If the data you would like to copy is a small file, for example, file01, please use the command:
>> scp <usrname>@tempo.caltech.edu:<dir-path>/file01 <local-path>
for example,
>> scp louis@tempo.caltech.edu:/home/louis/demo/file01 ./
this will copy the file01 to the current directory on my laptop.
If the data you want to copy is a directory, for exampel, dir01, please use the command:
>> scp -r <usrname>@tempo.caltech.ed:<dir-path>/dir01 <local-path>
for example,
>> scp louis@tempo.caltech.edu:/home/louis/demo/dir01 ./
this will copy the dir01 to the current directory on my laptop.

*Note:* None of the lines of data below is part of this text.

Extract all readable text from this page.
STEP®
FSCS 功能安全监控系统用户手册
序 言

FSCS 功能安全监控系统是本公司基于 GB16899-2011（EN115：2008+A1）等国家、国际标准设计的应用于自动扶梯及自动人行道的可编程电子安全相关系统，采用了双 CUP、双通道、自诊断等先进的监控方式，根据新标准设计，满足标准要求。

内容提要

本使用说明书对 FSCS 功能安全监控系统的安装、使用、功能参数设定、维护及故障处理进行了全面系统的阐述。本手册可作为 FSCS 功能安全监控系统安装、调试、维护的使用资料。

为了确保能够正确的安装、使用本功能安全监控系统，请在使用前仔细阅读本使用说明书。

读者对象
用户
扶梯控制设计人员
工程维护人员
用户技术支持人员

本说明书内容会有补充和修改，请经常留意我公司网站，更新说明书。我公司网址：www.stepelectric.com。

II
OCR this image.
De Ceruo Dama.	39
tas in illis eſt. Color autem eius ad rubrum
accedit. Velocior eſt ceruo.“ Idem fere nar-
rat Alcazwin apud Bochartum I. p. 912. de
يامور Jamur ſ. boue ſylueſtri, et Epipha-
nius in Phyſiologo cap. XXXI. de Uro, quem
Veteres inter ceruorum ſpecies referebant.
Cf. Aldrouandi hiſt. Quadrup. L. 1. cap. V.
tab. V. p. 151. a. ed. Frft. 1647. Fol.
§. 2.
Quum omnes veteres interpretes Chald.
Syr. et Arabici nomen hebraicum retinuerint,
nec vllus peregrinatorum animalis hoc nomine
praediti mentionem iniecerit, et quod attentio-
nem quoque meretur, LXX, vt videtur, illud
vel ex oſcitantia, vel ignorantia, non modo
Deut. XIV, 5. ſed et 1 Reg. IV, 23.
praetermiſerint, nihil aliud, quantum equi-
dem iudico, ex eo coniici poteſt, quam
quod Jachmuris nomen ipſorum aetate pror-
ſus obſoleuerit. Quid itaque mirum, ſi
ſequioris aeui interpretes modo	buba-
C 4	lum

Equivalently, a modern and sometimes faster command to copy files from and to remote servers is rsync
. If you do not have this command on your laptop, please consider installing it using Homebrew or other software package managers (see Other Research Tools). A typical rsync command looks like this:
>> rsync --progress <usrname>@tempo.caltech.edu:<dir-path>/file01 <local-path>
The flag ‘ --progress’ displays progress of the file transfer between two servers.
A shell script to easily backup a lot of data and files:
#!/usr/bin/env bash
Backup_dir=./
# please modify the username; Rmt means remote
RmtUser=ilu
# please modify the cluster that you would like to copy data from
RmtIP=tempo.caltech.edu
# please modify the directory path that you would like to copy from the remote cluster
RmtPath="/global/cscratch1/sd/ilu/charged-defect-dojo"
# please modify the direcotry path where you are going to backup your data
# here I have a disk called ThousandSunny-Drive
LocPath="/Volumes/ThousandSunny-Drive/NERSC/${Backup_dir}"
# If you would like to synchronize several directories, here is a simple example
##for dir in `cat dirs-list-wdir.dat`; do
## /opt/local/bin/rsync -avzP $RmtUser@$RmtIP:${RmtPath}/${dir} ${LocPath}
##done
/usr/local/bin/rsync -avzP $RmtUser@$RmtIP:${RmtPath} ${LocPath}